Le liturgie politiche del 1900, le messe solenni dell'età moderna ed i raduni rock contemporanei non hanno niente di consolidato da glorificare, la loro potenza risiede nell'attestazione solenne di una futura vittoria sul male, che si celebri la lotta contro il maligno, quella contro le ingiustizie sociali, quella contro la fame nel mondo o quella contro le nazioni plutocratiche ed egoiste, l'unica realtà tangibile è la presa d'atto di un ostacolo che si frappone tra i partecipanti e la loro realizzazione morale. Il rito edonistico, attraverso la presa d'atto di un risultato già conseguito, libera la tensione trasformando il mondo quotidiano in quello desiderato. Esso sembra incarnare la certezza che sia oggi e qui che si celebra il coronamento degli sforzi passati e, lungi dal produrre una tensione emotiva funge, al contrario, da valvola di sfogo per le inquietudini accumulate.

In questo senso potrebbe risultare utile analizzare quanto i sermoni dei grandi predicatori, come i violenti comizi dei dittatori novecenteschi, fossero in grado di produrre, nei giorni seguenti all'evento, disordini provocati dai partecipanti ai riti, messi in opera nel tentativo di realizzare in pratica (ed in fretta) il disegno promesso dal leader.
Al contempo, se appare chiaro in questi comportamenti l'utilizzo di una riserva endogena di energia morale e di violenza essa viene però liberata dal leader-catalizzatore in grado di accreditare la forza della promessa in misura proporzionale alla capacità di proiettare nel futuro la fedeltà all'idea professata. La perseveranza emotiva indotta dall'evento di massa è quindi il vero obiettivo della celebrazione. Ora, affinché il riverbero delle sensazioni vissute nel corso della cerimonia possa spingersi nel futuro è necessario che il ricordo della manifestazione evochi un sentimento profondo di partecipazione capace di estromettere le abitudini comportamentali dall'orizzonte quotidiano. In questo senso la distorsione del ricordo gioca un ruolo fondamentale. Le differenze individuali, infatti, non potrebbero supportare a lungo il medesimo messaggio o persino le medesime immagini o più precisamente le medesime effigi.
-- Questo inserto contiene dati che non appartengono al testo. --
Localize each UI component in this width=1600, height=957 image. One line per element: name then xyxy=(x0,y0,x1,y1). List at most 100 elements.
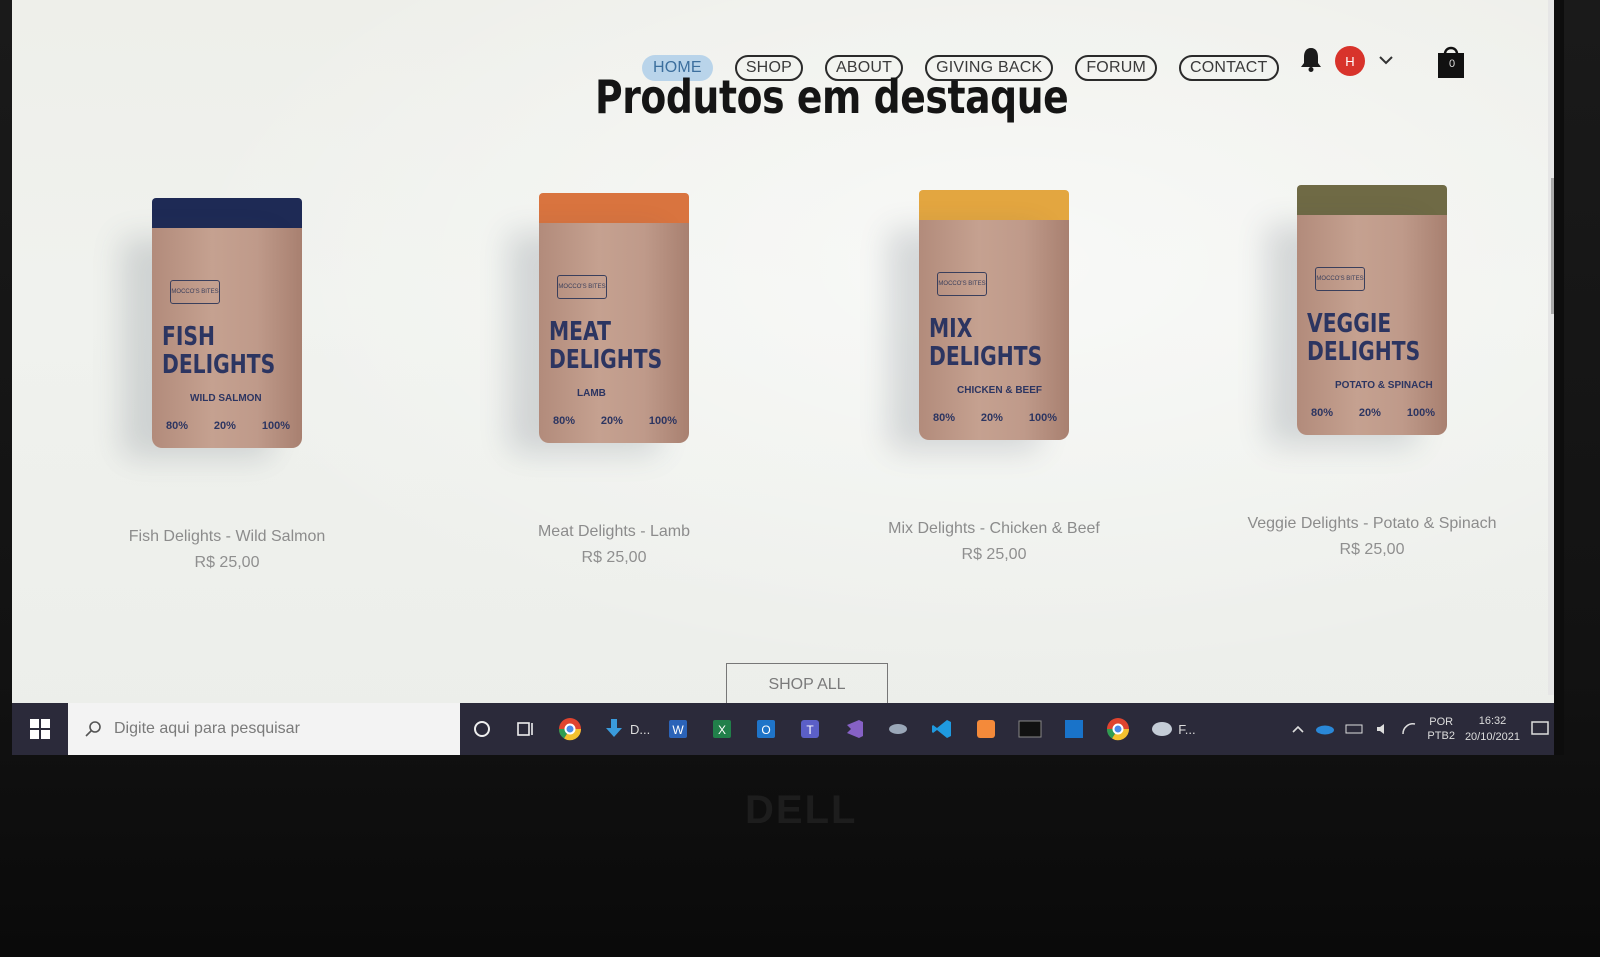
pouch-flavor: POTATO & SPINACH xyxy=(1335,380,1433,391)
pouch-flavor: CHICKEN & BEEF xyxy=(957,385,1043,396)
pouch-top xyxy=(539,193,689,227)
pouch-stat: 80% xyxy=(166,420,189,432)
product-price: R$ 25,00 xyxy=(194,554,260,571)
pouch-stats: 80% 20% 100% xyxy=(166,420,290,432)
pouch-flavor: WILD SALMON xyxy=(190,393,262,404)
pouch-title-line-1: VEGGIE xyxy=(1307,309,1392,339)
section-title: Produtos em destaque xyxy=(595,70,1069,124)
pouch-stat: 100% xyxy=(261,420,290,432)
pouch-stats: 80% 20% 100% xyxy=(553,415,677,427)
clock[interactable]: 16:32 20/10/2021 xyxy=(1465,713,1520,745)
language-code: POR xyxy=(1429,716,1454,728)
user-avatar[interactable]: H xyxy=(1335,46,1365,76)
app-icon[interactable] xyxy=(876,703,920,755)
input-language[interactable]: POR PTB2 xyxy=(1427,715,1455,743)
keyboard-layout: PTB2 xyxy=(1427,730,1455,742)
cortana-icon[interactable] xyxy=(460,703,504,755)
svg-text:O: O xyxy=(762,723,771,737)
pouch-body: MOCCO'S BITES MIX DELIGHTS CHICKEN & BEE… xyxy=(919,220,1069,440)
pouch-title-line-2: DELIGHTS xyxy=(549,345,663,375)
pouch-stat: 100% xyxy=(1028,412,1057,424)
pouch-stat: 80% xyxy=(553,415,576,427)
vscode-icon[interactable] xyxy=(920,703,964,755)
pouch-body: MOCCO'S BITES MEAT DELIGHTS LAMB 80% 20%… xyxy=(539,223,689,443)
pouch-top xyxy=(152,198,302,232)
pouch-brand-logo: MOCCO'S BITES xyxy=(1315,267,1365,291)
product-price: R$ 25,00 xyxy=(581,549,647,566)
product-card[interactable]: MOCCO'S BITES VEGGIE DELIGHTS POTATO & S… xyxy=(1242,185,1502,559)
chevron-up-icon[interactable] xyxy=(1291,724,1305,734)
visual-studio-icon[interactable] xyxy=(832,703,876,755)
product-card[interactable]: MOCCO'S BITES MEAT DELIGHTS LAMB 80% 20%… xyxy=(484,193,744,567)
pouch-top xyxy=(919,190,1069,224)
pouch-brand-logo: MOCCO'S BITES xyxy=(937,272,987,296)
product-name[interactable]: Veggie Delights - Potato & Spinach xyxy=(1242,515,1502,533)
outlook-icon[interactable]: O xyxy=(744,703,788,755)
dell-logo: DELL xyxy=(745,788,858,832)
product-image[interactable]: MOCCO'S BITES FISH DELIGHTS WILD SALMON … xyxy=(152,198,302,448)
windows-logo-icon xyxy=(30,719,50,739)
monitor: HOME SHOP ABOUT GIVING BACK FORUM CONTAC… xyxy=(0,0,1600,957)
shop-all-button[interactable]: SHOP ALL xyxy=(726,663,888,707)
chrome-icon[interactable] xyxy=(548,703,592,755)
app-label[interactable]: F... xyxy=(1178,722,1195,737)
word-icon[interactable]: W xyxy=(656,703,700,755)
terminal-icon[interactable] xyxy=(1008,703,1052,755)
system-tray: POR PTB2 16:32 20/10/2021 xyxy=(1291,713,1554,745)
product-price: R$ 25,00 xyxy=(961,546,1027,563)
product-name[interactable]: Mix Delights - Chicken & Beef xyxy=(864,520,1124,538)
product-name[interactable]: Fish Delights - Wild Salmon xyxy=(97,528,357,546)
pouch-title-line-2: DELIGHTS xyxy=(929,342,1043,372)
cart-count: 0 xyxy=(1448,58,1456,70)
product-image[interactable]: MOCCO'S BITES MEAT DELIGHTS LAMB 80% 20%… xyxy=(539,193,689,443)
volume-icon[interactable] xyxy=(1375,722,1391,736)
xampp-icon[interactable] xyxy=(964,703,1008,755)
pouch-stat: 20% xyxy=(1358,407,1381,419)
download-label[interactable]: D... xyxy=(630,722,650,737)
pouch-title: FISH DELIGHTS xyxy=(162,322,275,379)
nav-forum[interactable]: FORUM xyxy=(1075,55,1157,81)
pouch-title-line-1: FISH xyxy=(162,322,215,352)
pouch-brand-logo: MOCCO'S BITES xyxy=(557,275,607,299)
product-price: R$ 25,00 xyxy=(1339,541,1405,558)
scrollbar-thumb[interactable] xyxy=(1551,178,1554,314)
scrollbar-track[interactable] xyxy=(1548,0,1554,695)
pouch-stat: 20% xyxy=(980,412,1003,424)
product-name[interactable]: Meat Delights - Lamb xyxy=(484,523,744,541)
excel-icon[interactable]: X xyxy=(700,703,744,755)
svg-text:W: W xyxy=(673,723,685,737)
task-view-icon[interactable] xyxy=(504,703,548,755)
pouch-title: MIX DELIGHTS xyxy=(929,314,1042,371)
svg-text:T: T xyxy=(807,723,815,737)
bell-icon[interactable] xyxy=(1300,46,1322,72)
product-card[interactable]: MOCCO'S BITES MIX DELIGHTS CHICKEN & BEE… xyxy=(864,190,1124,564)
pouch-stats: 80% 20% 100% xyxy=(1311,407,1435,419)
pouch-title: MEAT DELIGHTS xyxy=(549,317,662,374)
onedrive-icon[interactable] xyxy=(1315,723,1335,735)
pouch-title-line-1: MEAT xyxy=(549,317,611,347)
pouch-flavor: LAMB xyxy=(577,388,606,399)
pouch-title: VEGGIE DELIGHTS xyxy=(1307,309,1420,366)
clock-time: 16:32 xyxy=(1478,715,1507,727)
pouch-title-line-2: DELIGHTS xyxy=(162,350,276,380)
pouch-title-line-2: DELIGHTS xyxy=(1307,337,1421,367)
taskbar-search-input[interactable]: Digite aqui para pesquisar xyxy=(68,703,460,755)
pouch-stat: 80% xyxy=(1311,407,1334,419)
start-button[interactable] xyxy=(12,703,68,755)
battery-icon[interactable] xyxy=(1345,723,1365,735)
pouch-body: MOCCO'S BITES FISH DELIGHTS WILD SALMON … xyxy=(152,228,302,448)
product-image[interactable]: MOCCO'S BITES MIX DELIGHTS CHICKEN & BEE… xyxy=(919,190,1069,440)
teams-icon[interactable]: T xyxy=(788,703,832,755)
pouch-stat: 100% xyxy=(1406,407,1435,419)
pouch-title-line-1: MIX xyxy=(929,314,973,344)
app-blue-icon[interactable] xyxy=(1052,703,1096,755)
wifi-icon[interactable] xyxy=(1401,722,1417,736)
search-placeholder: Digite aqui para pesquisar xyxy=(114,720,300,737)
product-card[interactable]: MOCCO'S BITES FISH DELIGHTS WILD SALMON … xyxy=(97,198,357,572)
nav-contact[interactable]: CONTACT xyxy=(1178,55,1279,81)
pouch-body: MOCCO'S BITES VEGGIE DELIGHTS POTATO & S… xyxy=(1297,215,1447,435)
chrome-icon[interactable] xyxy=(1096,703,1140,755)
notifications-icon[interactable] xyxy=(1530,720,1550,738)
chevron-down-icon[interactable] xyxy=(1378,54,1394,66)
product-image[interactable]: MOCCO'S BITES VEGGIE DELIGHTS POTATO & S… xyxy=(1297,185,1447,435)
I partecipanti al rito operano quindi inconsciamente, nei giorni seguenti la cerimonia, una trasformazione, si potrebbe dire una trasfigurazione dei ricordi della cerimonia stessa. L'individuo, tornato singolo, piega alle sue esigenze le memorie dell'esperienza vissuta, modifica le parole, i volti, i gesti e talvolta persino il messaggio principale del leader ed appare così capace di ricomporre discorso, immagini e linguaggio da costituire il modello più adatto ed efficace a farsi dirigere nel suo comportamento futuro.

Seppure largamente sopravvalutato ed ormai entrato nel novero dei luoghi comuni degli storici dilettanti, il fenomeno della sovrapposizione di una diversa immagine fisica a quella dei dittatori del XX secolo non si discosta né dalla vocazione comune a molte comunità locali del sedicesimo e diciassettesimo secolo a riconoscere nel messaggio religioso solo le parti compatibili con le esistenti convinzioni ancestrali, né dall'inclinazione delle moderne folle di giovani spettatori ad attribuire alle rock star cognizioni e dottrine visibilmente estranee al messaggio degli artisti. Il ricordo quindi rappresenta un "active recall", una ricostruzione attiva capace di operare all'interno del microcosmo di riferimento una capillare personalizzazione del messaggio originario. La forza e l'efficacia di questo processo appare tanto ampliata quanto l'ideologia di provenienza risulta mancante di solide radici e capace di celare la sua sostanziale indeterminatezza dietro un numero minimo di frasi ad effetto ed indefiniti segnali ideologici.